Table 2. XALKORI dose modification – Non-hematologic toxicities
CTCAEa Grade
|
XALKORI treatment
|
Grade 3 or 4 alanine aminotransferase (ALT) or aspartate aminotransferase (AST) elevation with Grade ≤1 total bilirubin
|
Withhold until recovery to Grade ≤1 or baseline, then resume at 200 mg twice dailyb
|
Grade 2, 3 or 4 ALT or AST elevation with concurrent Grade 2, 3 or 4 total bilirubin elevation (in the absence of cholestasis or hemolysis)
|
Permanently discontinue
|
Any Grade pneumonitisc
|
Permanently discontinue
|
Grade 3 QTc prolongation
|
Withhold until recovery to Grade ≤1, then resume at 200 mg twice dailyb
|
Grade 4 QTc prolongation
|
Permanently discontinue
|
aNCI Common Terminology Criteria for Adverse Events
bIn case of recurrence, dosing should be withheld until recovery to Grade ≤1, then dosing should be resumed at 250 mg once daily. XALKORI must be permanently discontinue in case of further Grade 3 or 4 recurrence.
cNot attributable to NSCLC progression, other pulmonary disease, infection, or radiation effect.
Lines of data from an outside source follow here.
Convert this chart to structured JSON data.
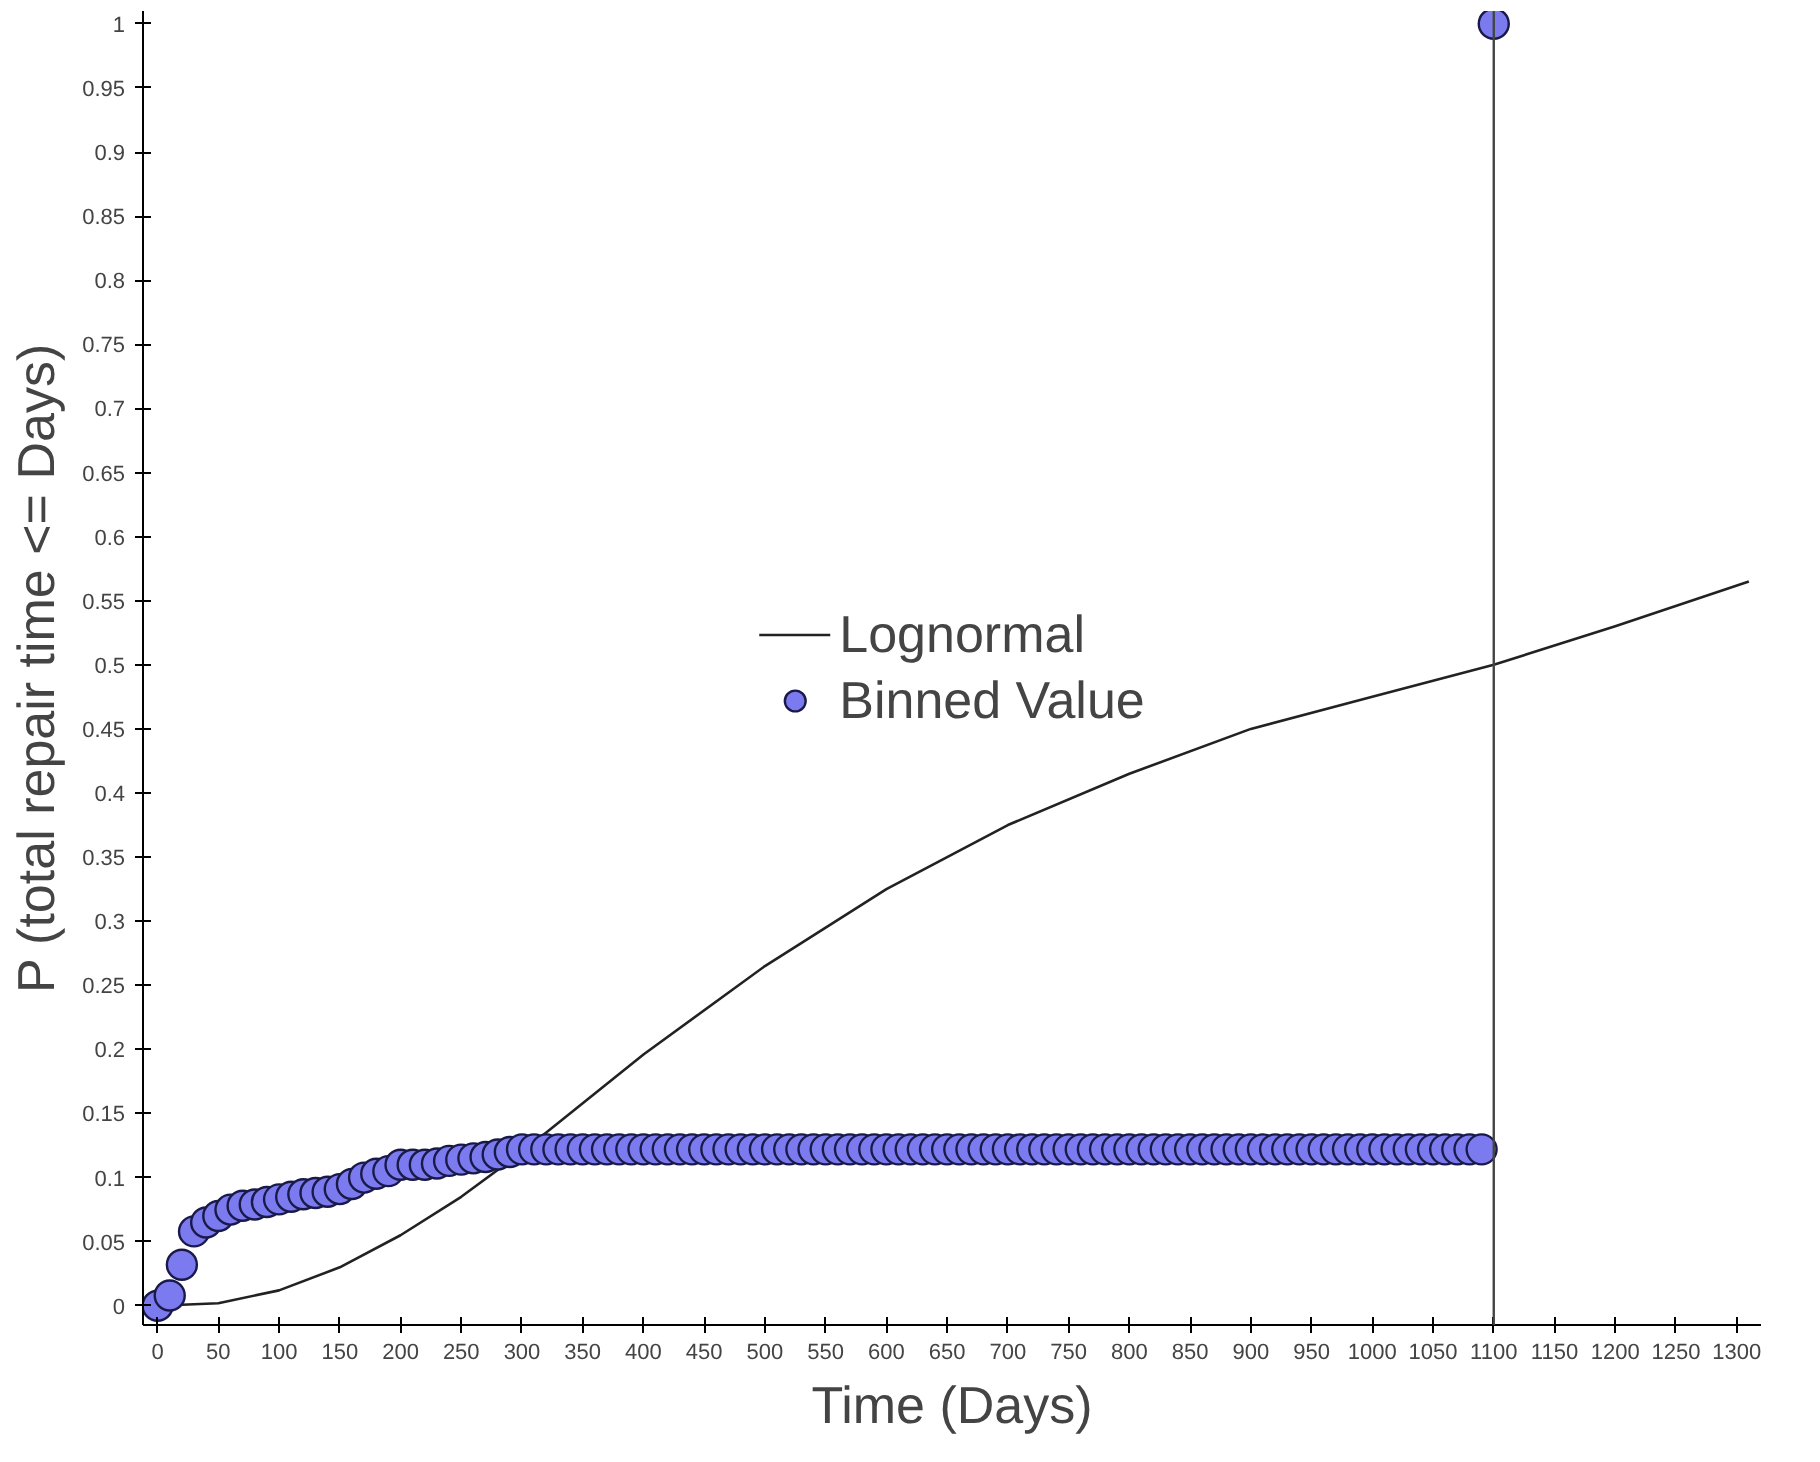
{
  "chart_data": {
    "type": "scatter",
    "xlabel": "Time (Days)",
    "ylabel": "P (total repair time <= Days)",
    "xlim": [
      -12,
      1320
    ],
    "ylim": [
      -0.015,
      1.01
    ],
    "xticks": [
      0,
      50,
      100,
      150,
      200,
      250,
      300,
      350,
      400,
      450,
      500,
      550,
      600,
      650,
      700,
      750,
      800,
      850,
      900,
      950,
      1000,
      1050,
      1100,
      1150,
      1200,
      1250,
      1300
    ],
    "yticks": [
      0,
      0.05,
      0.1,
      0.15,
      0.2,
      0.25,
      0.3,
      0.35,
      0.4,
      0.45,
      0.5,
      0.55,
      0.6,
      0.65,
      0.7,
      0.75,
      0.8,
      0.85,
      0.9,
      0.95,
      1
    ],
    "grid": false,
    "legend": "center",
    "marker": "circle",
    "series": [
      {
        "name": "Lognormal",
        "type": "line",
        "color": "#222222",
        "line_style": "solid",
        "marker": "none",
        "x": [
          0,
          50,
          100,
          150,
          200,
          250,
          300,
          350,
          400,
          500,
          600,
          700,
          800,
          900,
          1000,
          1100,
          1200,
          1310
        ],
        "values": [
          0,
          0.002,
          0.012,
          0.03,
          0.055,
          0.085,
          0.12,
          0.158,
          0.196,
          0.265,
          0.325,
          0.375,
          0.415,
          0.45,
          0.475,
          0.5,
          0.53,
          0.565
        ]
      },
      {
        "name": "Binned Value",
        "type": "scatter",
        "color": "#7b7bef",
        "x": [
          0,
          10,
          20,
          30,
          40,
          50,
          60,
          70,
          80,
          90,
          100,
          110,
          120,
          130,
          140,
          150,
          160,
          170,
          180,
          190,
          200,
          210,
          220,
          230,
          240,
          250,
          260,
          270,
          280,
          290,
          300,
          310,
          320,
          330,
          340,
          350,
          360,
          370,
          380,
          390,
          400,
          410,
          420,
          430,
          440,
          450,
          460,
          470,
          480,
          490,
          500,
          510,
          520,
          530,
          540,
          550,
          560,
          570,
          580,
          590,
          600,
          610,
          620,
          630,
          640,
          650,
          660,
          670,
          680,
          690,
          700,
          710,
          720,
          730,
          740,
          750,
          760,
          770,
          780,
          790,
          800,
          810,
          820,
          830,
          840,
          850,
          860,
          870,
          880,
          890,
          900,
          910,
          920,
          930,
          940,
          950,
          960,
          970,
          980,
          990,
          1000,
          1010,
          1020,
          1030,
          1040,
          1050,
          1060,
          1070,
          1080,
          1090,
          1100
        ],
        "values": [
          0,
          0.008,
          0.032,
          0.058,
          0.065,
          0.07,
          0.075,
          0.078,
          0.079,
          0.081,
          0.083,
          0.085,
          0.087,
          0.088,
          0.089,
          0.091,
          0.095,
          0.1,
          0.103,
          0.105,
          0.11,
          0.11,
          0.11,
          0.111,
          0.113,
          0.114,
          0.115,
          0.116,
          0.118,
          0.12,
          0.122,
          0.122,
          0.122,
          0.122,
          0.122,
          0.122,
          0.122,
          0.122,
          0.122,
          0.122,
          0.122,
          0.122,
          0.122,
          0.122,
          0.122,
          0.122,
          0.122,
          0.122,
          0.122,
          0.122,
          0.122,
          0.122,
          0.122,
          0.122,
          0.122,
          0.122,
          0.122,
          0.122,
          0.122,
          0.122,
          0.122,
          0.122,
          0.122,
          0.122,
          0.122,
          0.122,
          0.122,
          0.122,
          0.122,
          0.122,
          0.122,
          0.122,
          0.122,
          0.122,
          0.122,
          0.122,
          0.122,
          0.122,
          0.122,
          0.122,
          0.122,
          0.122,
          0.122,
          0.122,
          0.122,
          0.122,
          0.122,
          0.122,
          0.122,
          0.122,
          0.122,
          0.122,
          0.122,
          0.122,
          0.122,
          0.122,
          0.122,
          0.122,
          0.122,
          0.122,
          0.122,
          0.122,
          0.122,
          0.122,
          0.122,
          0.122,
          0.122,
          0.122,
          0.122,
          0.122,
          1.0
        ]
      }
    ],
    "ref_lines": [
      {
        "axis": "x",
        "value": 1100,
        "color": "#444444"
      }
    ]
  }
}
XALKORI should be withheld if pneumonitis is suspected, and must be permanently discontinued if treatment-related pneumonitis is diagnosed.
Hepatic impairment
XALKORI has not been studied in patients with hepatic impairment. Clinical studies that were conducted excluded patients with AST or ALT >2.5 x upper limit of normal (ULN), or if due to underlying malignancy, >5.0 x ULN or with total bilirubin >1.5 x ULN. Treatment with XALKORI should be used with caution in patients with mild and moderate hepatic impairment (see Table 2 and section 4.8). XALKORI should not be used in patients with severe hepatic impairment (see section 4.3).
Renal impairment
No starting dose adjustment is recommended for patients with mild (60 ≤ creatinine clearance [CLcr] < 90 mL/min) or moderate (30 ≤ CLcr < 60 mL/min) renal impairment, since the population pharmacokinetic analysis indicated no clinically meaningful changes in steady-state crizotinib exposure in these patients. Crizotinib plasma concentrations may be increased in patients with severe renal impairment (CLcr <30 mL/min). The crizotinib dose should be adjusted to 250 mg taken orally once daily in patients with severe renal impairment not requiring peritoneal dialysis or hemodialysis. The dose may be increased to 200 mg twice daily based on individual safety and tolerability after at least 4 weeks of treatment (see sections 4.4 and 5.2).
Elderly
Clinical studies of XALKORI did not include sufficient numbers of patients aged 65 years or older to determine whether they respond differently from younger patients. Of the 125 patients in Study A, 18 (14%) were 65 years or older. Of the 261 patients in Study B, 30 (11%) were 65 years or older (see section 5.2). Considering the limited data available in this subgroup of patients, no formal dosing recommendation can be made until additional data become available.
Paediatric population
The safety and efficacy of XALKORI in paediatric patients has not been established. No data are available.